Ice is melting in unprecedented ways as summer approaches in the Arctic. In recent days, observations have revealed a record-challenging melt event over the Greenland ice sheet, while the extent of ice over the Arctic Ocean has never been this low in mid-June during the age of weather satellites.
Greenland saw temperatures soar up to 40 degrees above normal Wednesday, while open water exists in places north of Alaska where it seldom, if ever, has in recent times.
It’s “another series of extreme events consistent with the long-term trend of a warming, changing Arctic,” said Zachary Labe, a climate researcher at the University of California at Irvine.
Data from the National Snow and Ice Data Center show that the Greenland ice sheet appears to have witnessed its biggest melt event so early in the season on record this week (although a few other years showed similar mid-June melting).

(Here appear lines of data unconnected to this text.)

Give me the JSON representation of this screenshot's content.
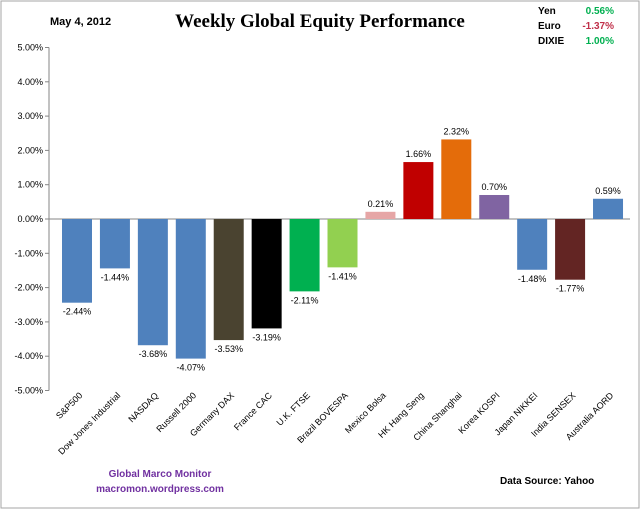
{
  "chart_data": {
    "type": "bar",
    "title": "Weekly Global Equity Performance",
    "date": "May 4, 2012",
    "xlabel": "",
    "ylabel": "",
    "ylim": [
      -5,
      5
    ],
    "yticks": [
      "5.00%",
      "4.00%",
      "3.00%",
      "2.00%",
      "1.00%",
      "0.00%",
      "-1.00%",
      "-2.00%",
      "-3.00%",
      "-4.00%",
      "-5.00%"
    ],
    "grid": false,
    "categories": [
      "S&P500",
      "Dow Jones Industrial",
      "NASDAQ",
      "Russell 2000",
      "Germany DAX",
      "France CAC",
      "U.K. FTSE",
      "Brazil BOVESPA",
      "Mexico Bolsa",
      "HK  Hang Seng",
      "China Shanghai",
      "Korea KOSPI",
      "Japan NIKKEI",
      "India SENSEX",
      "Australia AORD"
    ],
    "values": [
      -2.44,
      -1.44,
      -3.68,
      -4.07,
      -3.53,
      -3.19,
      -2.11,
      -1.41,
      0.21,
      1.66,
      2.32,
      0.7,
      -1.48,
      -1.77,
      0.59
    ],
    "value_labels": [
      "-2.44%",
      "-1.44%",
      "-3.68%",
      "-4.07%",
      "-3.53%",
      "-3.19%",
      "-2.11%",
      "-1.41%",
      "0.21%",
      "1.66%",
      "2.32%",
      "0.70%",
      "-1.48%",
      "-1.77%",
      "0.59%"
    ],
    "colors": [
      "#4f81bd",
      "#4f81bd",
      "#4f81bd",
      "#4f81bd",
      "#4a4330",
      "#000000",
      "#00b050",
      "#92d050",
      "#e6a6a6",
      "#c00000",
      "#e46c0a",
      "#8064a2",
      "#4f81bd",
      "#632523",
      "#4f81bd"
    ]
  },
  "currencies": [
    {
      "name": "Yen",
      "value": "0.56%",
      "color": "#00b050"
    },
    {
      "name": "Euro",
      "value": "-1.37%",
      "color": "#c0304a"
    },
    {
      "name": "DIXIE",
      "value": "1.00%",
      "color": "#00b050"
    }
  ],
  "footer": {
    "brand_line1": "Global  Marco  Monitor",
    "brand_line2": "macromon.wordpress.com",
    "brand_color": "#7030a0",
    "source": "Data Source:   Yahoo"
  }
}
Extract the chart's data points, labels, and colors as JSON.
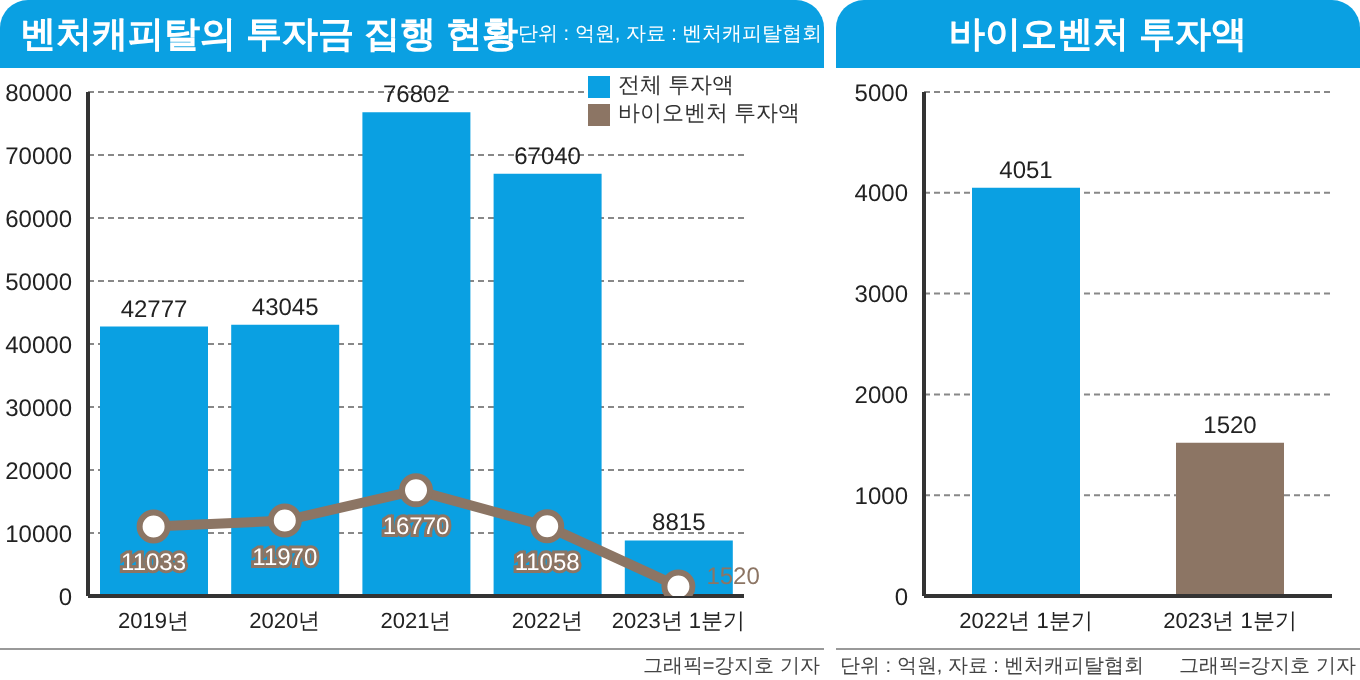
{
  "chart_data": [
    {
      "type": "bar",
      "title": "벤처캐피탈의 투자금 집행 현황",
      "subtitle": "단위 : 억원, 자료 : 벤처캐피탈협회",
      "categories": [
        "2019년",
        "2020년",
        "2021년",
        "2022년",
        "2023년 1분기"
      ],
      "series": [
        {
          "name": "전체 투자액",
          "type": "bar",
          "color": "#0aa0e2",
          "values": [
            42777,
            43045,
            76802,
            67040,
            8815
          ]
        },
        {
          "name": "바이오벤처 투자액",
          "type": "line",
          "color": "#8c7564",
          "marker": "circle",
          "values": [
            11033,
            11970,
            16770,
            11058,
            1520
          ]
        }
      ],
      "ylim": [
        0,
        80000
      ],
      "yticks": [
        0,
        10000,
        20000,
        30000,
        40000,
        50000,
        60000,
        70000,
        80000
      ],
      "grid": "y",
      "legend": "top right",
      "data_labels": true,
      "annotations": [
        "그래픽=강지호 기자"
      ]
    },
    {
      "type": "bar",
      "title": "바이오벤처 투자액",
      "categories": [
        "2022년 1분기",
        "2023년 1분기"
      ],
      "values": [
        4051,
        1520
      ],
      "colors": [
        "#0aa0e2",
        "#8c7564"
      ],
      "ylim": [
        0,
        5000
      ],
      "yticks": [
        0,
        1000,
        2000,
        3000,
        4000,
        5000
      ],
      "grid": "y",
      "data_labels": true,
      "annotations": [
        "단위 : 억원, 자료 : 벤처캐피탈협회",
        "그래픽=강지호 기자"
      ]
    }
  ]
}
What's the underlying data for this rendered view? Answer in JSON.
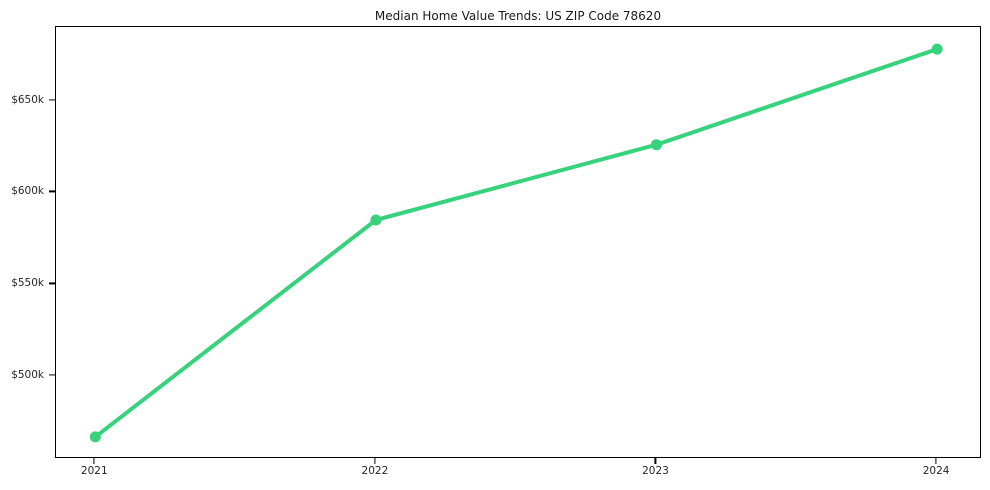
{
  "chart_data": {
    "type": "line",
    "title": "Median Home Value Trends: US ZIP Code 78620",
    "categories": [
      "2021",
      "2022",
      "2023",
      "2024"
    ],
    "series": [
      {
        "name": "Median home value",
        "values": [
          467000,
          585000,
          626000,
          678000
        ]
      }
    ],
    "xlabel": "",
    "ylabel": "",
    "y_ticks": [
      {
        "label": "$500k",
        "value": 500000
      },
      {
        "label": "$550k",
        "value": 550000
      },
      {
        "label": "$600k",
        "value": 600000
      },
      {
        "label": "$650k",
        "value": 650000
      }
    ],
    "ylim": [
      455000,
      690000
    ],
    "xlim_index": [
      -0.14,
      3.16
    ],
    "grid": false,
    "legend_position": "none",
    "line_color": "#36d27c",
    "marker": "circle",
    "marker_radius": 5.5,
    "line_width": 4,
    "axis_color": "#000000",
    "text_color": "#262626",
    "title_color": "#1a1a1a",
    "background_color": "#ffffff"
  }
}
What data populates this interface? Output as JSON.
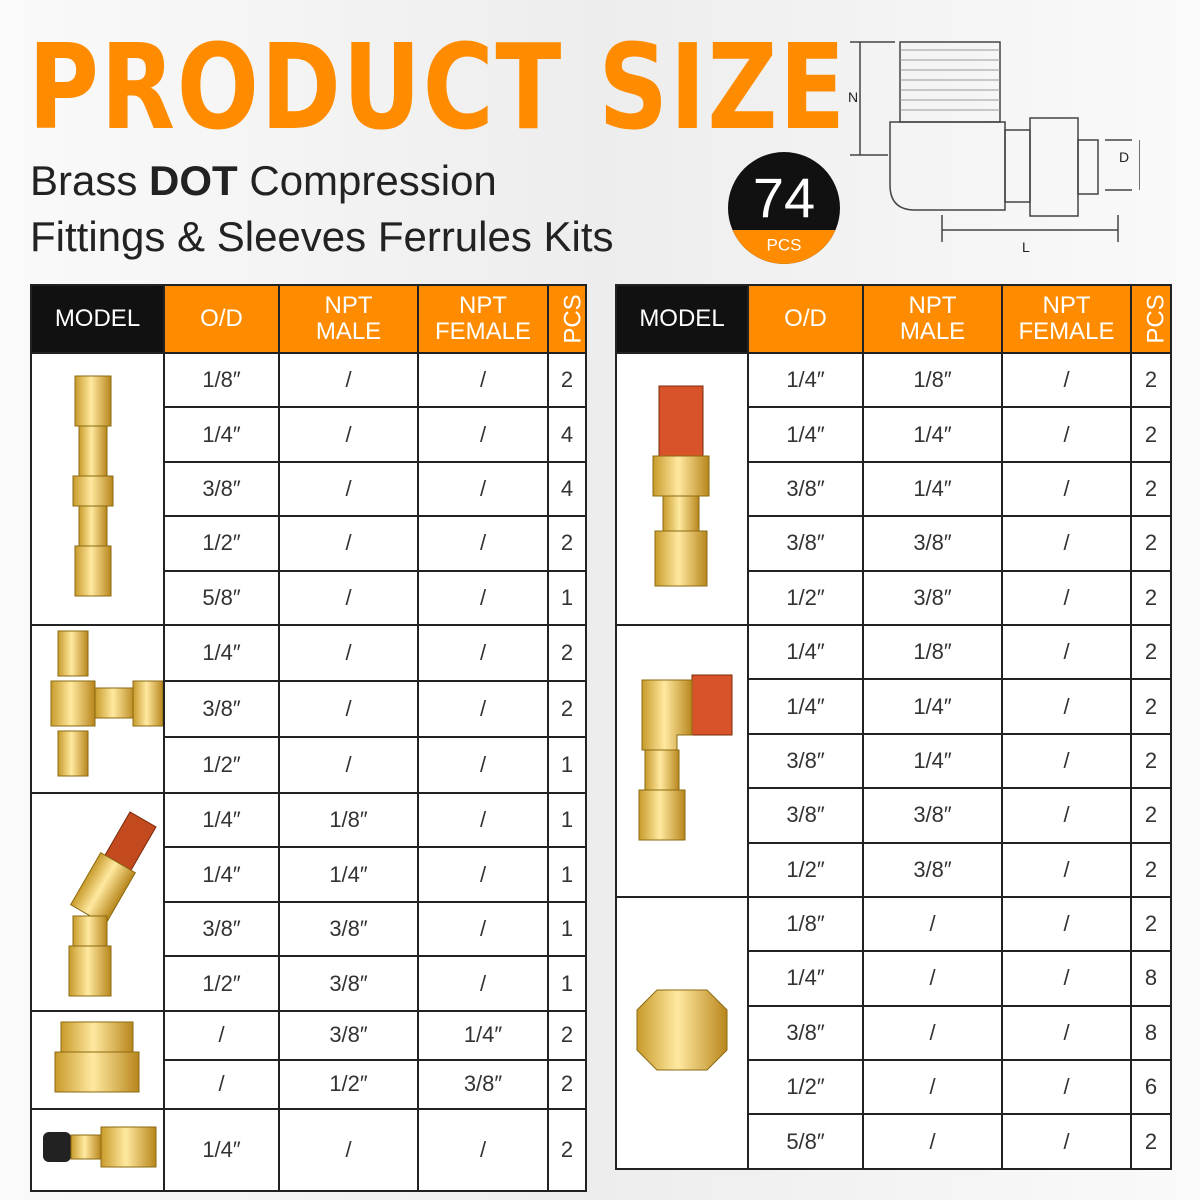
{
  "header": {
    "title": "PRODUCT SIZE",
    "subtitle": {
      "lead": "Brass",
      "emphasis": "DOT",
      "rest": "Compression",
      "line2": "Fittings & Sleeves Ferrules Kits"
    },
    "badge": {
      "count": 74,
      "unit": "PCS"
    }
  },
  "diagram": {
    "labels": [
      "N",
      "D",
      "L"
    ]
  },
  "tables": [
    {
      "columns": [
        [
          "MODEL"
        ],
        [
          "O/D"
        ],
        [
          "NPT",
          "MALE"
        ],
        [
          "NPT",
          "FEMALE"
        ],
        [
          "PCS"
        ]
      ],
      "groups": [
        {
          "rows": [
            [
              "1/8″",
              "/",
              "/",
              2
            ],
            [
              "1/4″",
              "/",
              "/",
              4
            ],
            [
              "3/8″",
              "/",
              "/",
              4
            ],
            [
              "1/2″",
              "/",
              "/",
              2
            ],
            [
              "5/8″",
              "/",
              "/",
              1
            ]
          ]
        },
        {
          "rows": [
            [
              "1/4″",
              "/",
              "/",
              2
            ],
            [
              "3/8″",
              "/",
              "/",
              2
            ],
            [
              "1/2″",
              "/",
              "/",
              1
            ]
          ]
        },
        {
          "rows": [
            [
              "1/4″",
              "1/8″",
              "/",
              1
            ],
            [
              "1/4″",
              "1/4″",
              "/",
              1
            ],
            [
              "3/8″",
              "3/8″",
              "/",
              1
            ],
            [
              "1/2″",
              "3/8″",
              "/",
              1
            ]
          ]
        },
        {
          "rows": [
            [
              "/",
              "3/8″",
              "1/4″",
              2
            ],
            [
              "/",
              "1/2″",
              "3/8″",
              2
            ]
          ]
        },
        {
          "rows": [
            [
              "1/4″",
              "/",
              "/",
              2
            ]
          ]
        }
      ]
    },
    {
      "columns": [
        [
          "MODEL"
        ],
        [
          "O/D"
        ],
        [
          "NPT",
          "MALE"
        ],
        [
          "NPT",
          "FEMALE"
        ],
        [
          "PCS"
        ]
      ],
      "groups": [
        {
          "rows": [
            [
              "1/4″",
              "1/8″",
              "/",
              2
            ],
            [
              "1/4″",
              "1/4″",
              "/",
              2
            ],
            [
              "3/8″",
              "1/4″",
              "/",
              2
            ],
            [
              "3/8″",
              "3/8″",
              "/",
              2
            ],
            [
              "1/2″",
              "3/8″",
              "/",
              2
            ]
          ]
        },
        {
          "rows": [
            [
              "1/4″",
              "1/8″",
              "/",
              2
            ],
            [
              "1/4″",
              "1/4″",
              "/",
              2
            ],
            [
              "3/8″",
              "1/4″",
              "/",
              2
            ],
            [
              "3/8″",
              "3/8″",
              "/",
              2
            ],
            [
              "1/2″",
              "3/8″",
              "/",
              2
            ]
          ]
        },
        {
          "rows": [
            [
              "1/8″",
              "/",
              "/",
              2
            ],
            [
              "1/4″",
              "/",
              "/",
              8
            ],
            [
              "3/8″",
              "/",
              "/",
              8
            ],
            [
              "1/2″",
              "/",
              "/",
              6
            ],
            [
              "5/8″",
              "/",
              "/",
              2
            ]
          ]
        }
      ]
    }
  ]
}
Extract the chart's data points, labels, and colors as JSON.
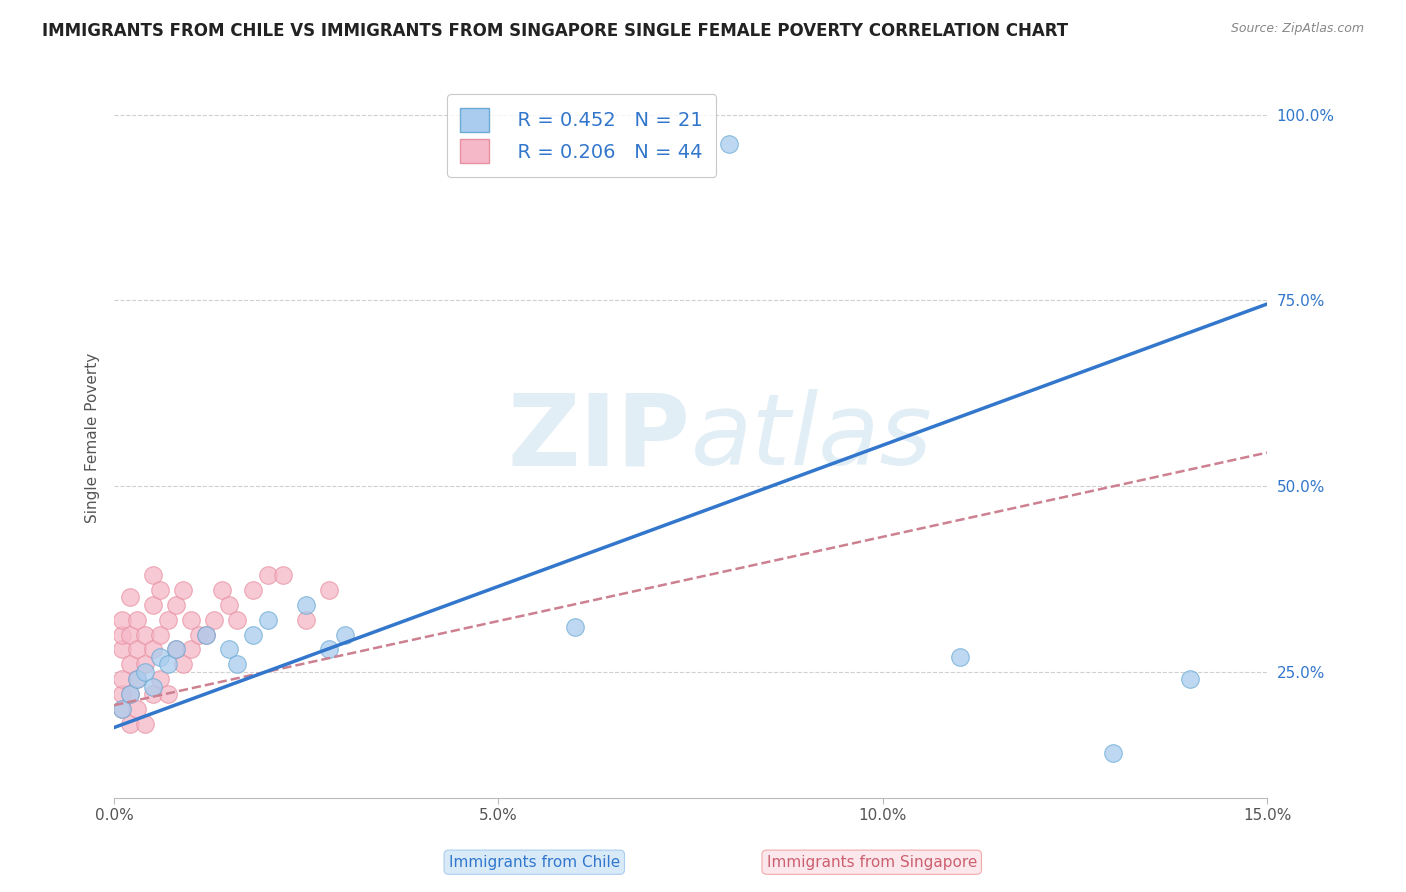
{
  "title": "IMMIGRANTS FROM CHILE VS IMMIGRANTS FROM SINGAPORE SINGLE FEMALE POVERTY CORRELATION CHART",
  "source": "Source: ZipAtlas.com",
  "xlabel_bottom": [
    "Immigrants from Chile",
    "Immigrants from Singapore"
  ],
  "ylabel": "Single Female Poverty",
  "xlim": [
    0.0,
    0.15
  ],
  "ylim": [
    0.08,
    1.05
  ],
  "yticks": [
    0.25,
    0.5,
    0.75,
    1.0
  ],
  "ytick_labels": [
    "25.0%",
    "50.0%",
    "75.0%",
    "100.0%"
  ],
  "xticks": [
    0.0,
    0.05,
    0.1,
    0.15
  ],
  "xtick_labels": [
    "0.0%",
    "5.0%",
    "10.0%",
    "15.0%"
  ],
  "grid_color": "#d0d0d0",
  "background_color": "#ffffff",
  "watermark": "ZIPatlas",
  "chile_color": "#6aaad4",
  "chile_color_fill": "#aaccee",
  "singapore_color": "#e890a0",
  "singapore_color_fill": "#f5b8c8",
  "chile_R": 0.452,
  "chile_N": 21,
  "singapore_R": 0.206,
  "singapore_N": 44,
  "chile_scatter_x": [
    0.001,
    0.002,
    0.003,
    0.004,
    0.005,
    0.006,
    0.007,
    0.008,
    0.012,
    0.015,
    0.016,
    0.018,
    0.02,
    0.025,
    0.028,
    0.03,
    0.06,
    0.08,
    0.11,
    0.13,
    0.14
  ],
  "chile_scatter_y": [
    0.2,
    0.22,
    0.24,
    0.25,
    0.23,
    0.27,
    0.26,
    0.28,
    0.3,
    0.28,
    0.26,
    0.3,
    0.32,
    0.34,
    0.28,
    0.3,
    0.31,
    0.96,
    0.27,
    0.14,
    0.24
  ],
  "singapore_scatter_x": [
    0.001,
    0.001,
    0.001,
    0.001,
    0.001,
    0.001,
    0.002,
    0.002,
    0.002,
    0.002,
    0.002,
    0.003,
    0.003,
    0.003,
    0.003,
    0.004,
    0.004,
    0.004,
    0.005,
    0.005,
    0.005,
    0.005,
    0.006,
    0.006,
    0.006,
    0.007,
    0.007,
    0.008,
    0.008,
    0.009,
    0.009,
    0.01,
    0.01,
    0.011,
    0.012,
    0.013,
    0.014,
    0.015,
    0.016,
    0.018,
    0.02,
    0.022,
    0.025,
    0.028
  ],
  "singapore_scatter_y": [
    0.22,
    0.24,
    0.28,
    0.3,
    0.32,
    0.2,
    0.18,
    0.22,
    0.26,
    0.3,
    0.35,
    0.2,
    0.24,
    0.28,
    0.32,
    0.18,
    0.26,
    0.3,
    0.22,
    0.28,
    0.34,
    0.38,
    0.24,
    0.3,
    0.36,
    0.22,
    0.32,
    0.28,
    0.34,
    0.26,
    0.36,
    0.28,
    0.32,
    0.3,
    0.3,
    0.32,
    0.36,
    0.34,
    0.32,
    0.36,
    0.38,
    0.38,
    0.32,
    0.36
  ],
  "chile_line_x": [
    0.0,
    0.15
  ],
  "chile_line_y": [
    0.175,
    0.745
  ],
  "singapore_line_x": [
    0.0,
    0.15
  ],
  "singapore_line_y": [
    0.205,
    0.545
  ],
  "legend_box_color": "#ffffff",
  "legend_border_color": "#bbbbbb",
  "title_fontsize": 12,
  "axis_label_fontsize": 11,
  "tick_fontsize": 11,
  "legend_fontsize": 14
}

“The melting is big and early,” said Jason Box, an ice climatologist at the Geological Survey of Denmark and Greenland.
Box explained that temperatures over the western Greenland ice sheet have been abnormally high while snow has been well below normal.
Marco Tedesco, an ice researcher at Columbia University, added that it has been unusually warm in east and central Greenland, as well. “This has triggered widespread melting that has reached about 45 percent of the ice sheet,” he wrote in an email.
Normally, melting this widespread over the ice sheet doesn’t occur until midsummer, if even then.